FM Global has this week unveiled two new climate resilience tools.
Its new Climate Risk Report scores each client organisation based on the actions they have taken to address climate risk and their unique exposure to events like flood, windstorms, hail and wildfire. A client’s score is based on both actionable risks and inherent risks.
The tool is based on billions of property-risk data points collected by FM Global from more than 60,000 engineering visits each year to client sites. The report is also underpinned by artificial intelligence, machine learning and predictive analytics.
Separately, the Climate Reporting Aid is a guide that helps clients disclose acute and chronic climate-related financial risks to investors and the public, according to widely-adopted frameworks like the international Task Force on Climate-related Financial Disclosures.
“We’ve analysed losses from climate risk and the value of climate resilience,” said Randall E. Hodge, executive vice-president, staff insurance operations at FM Global. “These new climate resilience products provide our clients with informed guidance from which they can prioritise their climate-risk-mitigation investments, ultimately leading to a more resilient tomorrow.

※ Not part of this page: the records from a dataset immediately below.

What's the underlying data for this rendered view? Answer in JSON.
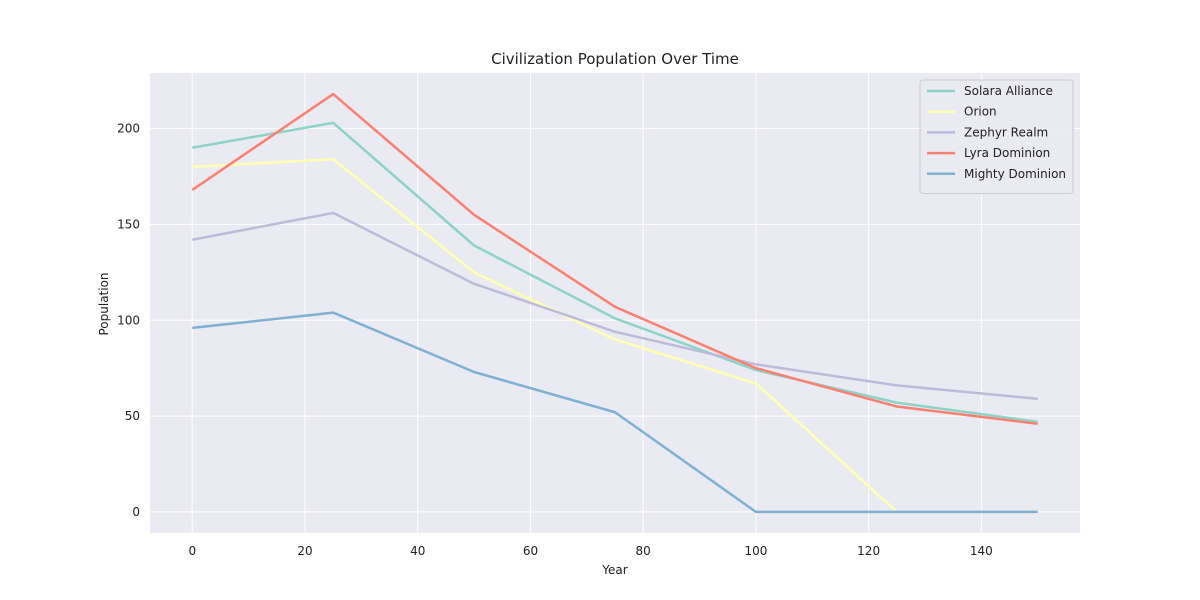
{
  "chart_data": {
    "type": "line",
    "title": "Civilization Population Over Time",
    "xlabel": "Year",
    "ylabel": "Population",
    "x": [
      0,
      25,
      50,
      75,
      100,
      125,
      150
    ],
    "xlim": [
      -7.5,
      157.5
    ],
    "ylim": [
      -11,
      229
    ],
    "xticks": [
      0,
      20,
      40,
      60,
      80,
      100,
      120,
      140
    ],
    "yticks": [
      0,
      50,
      100,
      150,
      200
    ],
    "grid": true,
    "legend_position": "top-right",
    "background": "#eaeaf2",
    "series": [
      {
        "name": "Solara Alliance",
        "color": "#8dd3c7",
        "values": [
          190,
          203,
          139,
          101,
          74,
          57,
          47
        ]
      },
      {
        "name": "Orion",
        "color": "#ffffb3",
        "values": [
          180,
          184,
          125,
          90,
          67,
          0,
          null
        ]
      },
      {
        "name": "Zephyr Realm",
        "color": "#bebada",
        "values": [
          142,
          156,
          119,
          94,
          77,
          66,
          59
        ]
      },
      {
        "name": "Lyra Dominion",
        "color": "#fb8072",
        "values": [
          168,
          218,
          155,
          107,
          75,
          55,
          46
        ]
      },
      {
        "name": "Mighty Dominion",
        "color": "#80b1d3",
        "values": [
          96,
          104,
          73,
          52,
          0,
          0,
          0
        ]
      }
    ]
  }
}
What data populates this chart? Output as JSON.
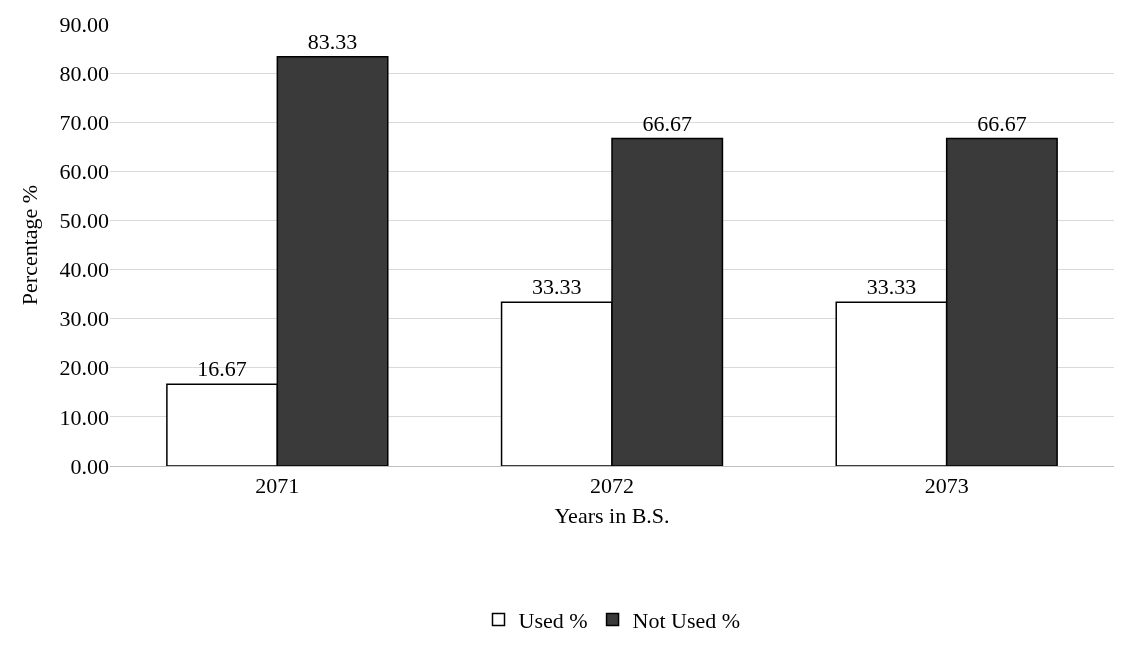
{
  "chart_data": {
    "type": "bar",
    "xlabel": "Years in B.S.",
    "ylabel": "Percentage %",
    "categories": [
      "2071",
      "2072",
      "2073"
    ],
    "series": [
      {
        "name": "Used %",
        "color": "#ffffff",
        "values": [
          16.67,
          33.33,
          33.33
        ]
      },
      {
        "name": "Not Used %",
        "color": "#3a3a3a",
        "values": [
          83.33,
          66.67,
          66.67
        ]
      }
    ],
    "data_labels": true,
    "ylim": [
      0,
      90
    ],
    "yticks": [
      {
        "value": 0,
        "label": "0.00"
      },
      {
        "value": 10,
        "label": "10.00"
      },
      {
        "value": 20,
        "label": "20.00"
      },
      {
        "value": 30,
        "label": "30.00"
      },
      {
        "value": 40,
        "label": "40.00"
      },
      {
        "value": 50,
        "label": "50.00"
      },
      {
        "value": 60,
        "label": "60.00"
      },
      {
        "value": 70,
        "label": "70.00"
      },
      {
        "value": 80,
        "label": "80.00"
      },
      {
        "value": 90,
        "label": "90.00"
      }
    ],
    "grid": "y",
    "legend": "bottom"
  }
}
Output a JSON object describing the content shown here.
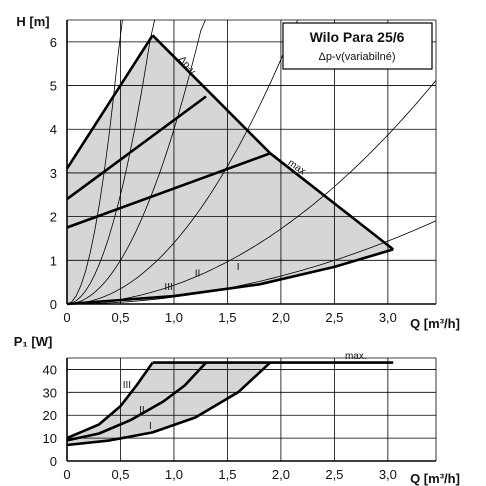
{
  "chart_data": [
    {
      "type": "line",
      "title": "Wilo Para 25/6",
      "subtitle": "Δp-v(variabilné)",
      "xlabel": "Q [m³/h]",
      "ylabel": "H [m]",
      "xlim": [
        0,
        3.45
      ],
      "ylim": [
        0,
        6.5
      ],
      "xticks": [
        "0",
        "0,5",
        "1,0",
        "1,5",
        "2,0",
        "2,5",
        "3,0"
      ],
      "xtick_values": [
        0,
        0.5,
        1.0,
        1.5,
        2.0,
        2.5,
        3.0
      ],
      "yticks": [
        "0",
        "1",
        "2",
        "3",
        "4",
        "5",
        "6"
      ],
      "ytick_values": [
        0,
        1,
        2,
        3,
        4,
        5,
        6
      ],
      "grid": true,
      "legend": "top-right",
      "shaded_region_color": "#d6d6d6",
      "curve_labels": {
        "I": "I",
        "II": "II",
        "III": "III",
        "dpv": "Δp-v",
        "max": "max"
      },
      "series": [
        {
          "name": "I",
          "points": [
            [
              0,
              1.75
            ],
            [
              1.9,
              3.45
            ]
          ]
        },
        {
          "name": "II",
          "points": [
            [
              0,
              2.4
            ],
            [
              1.3,
              4.75
            ]
          ]
        },
        {
          "name": "III",
          "points": [
            [
              0,
              3.1
            ],
            [
              0.8,
              6.15
            ]
          ]
        },
        {
          "name": "max",
          "points": [
            [
              0.8,
              6.15
            ],
            [
              1.9,
              3.45
            ],
            [
              3.05,
              1.25
            ]
          ]
        },
        {
          "name": "min",
          "points": [
            [
              0,
              0
            ],
            [
              1.0,
              0.18
            ],
            [
              1.8,
              0.45
            ],
            [
              2.5,
              0.85
            ],
            [
              3.05,
              1.25
            ]
          ]
        }
      ],
      "system_curves": [
        {
          "k": 25
        },
        {
          "k": 10
        },
        {
          "k": 4
        },
        {
          "k": 1.4
        },
        {
          "k": 0.43
        },
        {
          "k": 0.16
        }
      ]
    },
    {
      "type": "line",
      "xlabel": "Q [m³/h]",
      "ylabel": "P₁ [W]",
      "xlim": [
        0,
        3.45
      ],
      "ylim": [
        0,
        45
      ],
      "xticks": [
        "0",
        "0,5",
        "1,0",
        "1,5",
        "2,0",
        "2,5",
        "3,0"
      ],
      "xtick_values": [
        0,
        0.5,
        1.0,
        1.5,
        2.0,
        2.5,
        3.0
      ],
      "yticks": [
        "0",
        "10",
        "20",
        "30",
        "40"
      ],
      "ytick_values": [
        0,
        10,
        20,
        30,
        40
      ],
      "grid": true,
      "shaded_region_color": "#d6d6d6",
      "curve_labels": {
        "I": "I",
        "II": "II",
        "III": "III",
        "max": "max."
      },
      "series": [
        {
          "name": "I",
          "points": [
            [
              0,
              7
            ],
            [
              0.4,
              9
            ],
            [
              0.8,
              12.5
            ],
            [
              1.2,
              19
            ],
            [
              1.6,
              30
            ],
            [
              1.9,
              43
            ]
          ]
        },
        {
          "name": "II",
          "points": [
            [
              0,
              9
            ],
            [
              0.3,
              12
            ],
            [
              0.6,
              18
            ],
            [
              0.9,
              26
            ],
            [
              1.1,
              33
            ],
            [
              1.3,
              43
            ]
          ]
        },
        {
          "name": "III",
          "points": [
            [
              0,
              10
            ],
            [
              0.3,
              16
            ],
            [
              0.5,
              24
            ],
            [
              0.65,
              33
            ],
            [
              0.8,
              43
            ]
          ]
        },
        {
          "name": "max.",
          "points": [
            [
              0.8,
              43
            ],
            [
              3.05,
              43
            ]
          ]
        }
      ]
    }
  ]
}
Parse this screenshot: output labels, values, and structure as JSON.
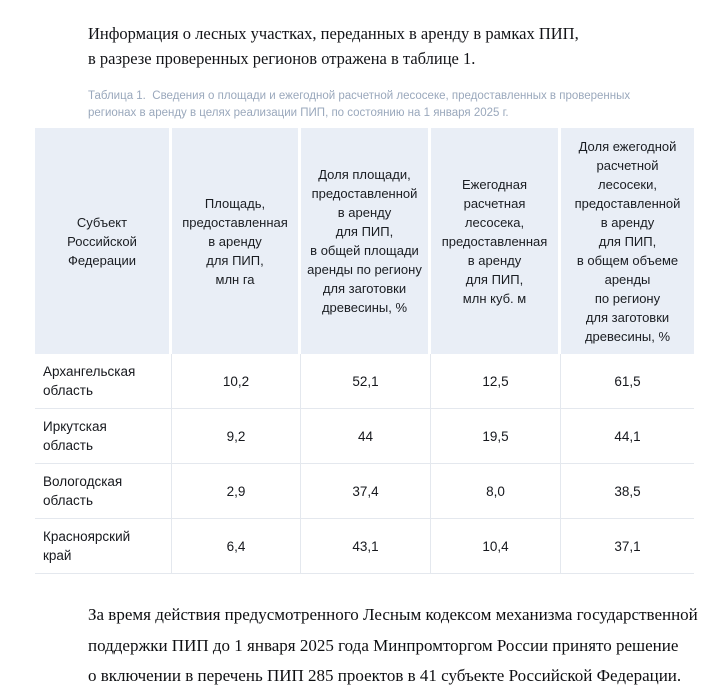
{
  "intro": {
    "lines": [
      "Информация о лесных участках, переданных в аренду в рамках ПИП,",
      "в разрезе проверенных регионов отражена в таблице 1."
    ]
  },
  "caption": {
    "lines": [
      "Таблица 1.  Сведения о площади и ежегодной расчетной лесосеке, предоставленных в проверенных",
      "регионах в аренду в целях реализации ПИП, по состоянию на 1 января 2025 г."
    ]
  },
  "table": {
    "columns": [
      "Субъект\nРоссийской\nФедерации",
      "Площадь,\nпредоставленная\nв аренду\nдля ПИП,\nмлн га",
      "Доля площади,\nпредоставленной\nв аренду\nдля ПИП,\nв общей площади\nаренды по региону\nдля заготовки\nдревесины, %",
      "Ежегодная\nрасчетная\nлесосека,\nпредоставленная\nв аренду\nдля ПИП,\nмлн куб. м",
      "Доля ежегодной\nрасчетной\nлесосеки,\nпредоставленной\nв аренду\nдля ПИП,\nв общем объеме\nаренды\nпо региону\nдля заготовки\nдревесины, %"
    ],
    "rows": [
      {
        "region": "Архангельская\nобласть",
        "values": [
          "10,2",
          "52,1",
          "12,5",
          "61,5"
        ]
      },
      {
        "region": "Иркутская\nобласть",
        "values": [
          "9,2",
          "44",
          "19,5",
          "44,1"
        ]
      },
      {
        "region": "Вологодская\nобласть",
        "values": [
          "2,9",
          "37,4",
          "8,0",
          "38,5"
        ]
      },
      {
        "region": "Красноярский\nкрай",
        "values": [
          "6,4",
          "43,1",
          "10,4",
          "37,1"
        ]
      }
    ]
  },
  "closing": {
    "lines": [
      "За время действия предусмотренного Лесным кодексом механизма государственной",
      "поддержки ПИП до 1 января 2025 года Минпромторгом России принято решение",
      "о включении в перечень ПИП 285 проектов в 41 субъекте Российской Федерации."
    ]
  },
  "colors": {
    "header_bg": "#e9eef6",
    "table_border": "#e4e8ee",
    "caption_text": "#9aa8bc",
    "body_text": "#121317"
  }
}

“We are learning from our clients, and in particular from their chief sustainability officers, that this data is very valuable in completing these financial disclosures, and that data can be difficult and costly to obtain otherwise.”
Climate-related losses at commercial properties with the highest climate risk are 30 times more likely to occur and be 180 times more severe than at properties with the lowest climate resilience, according to FM Global research.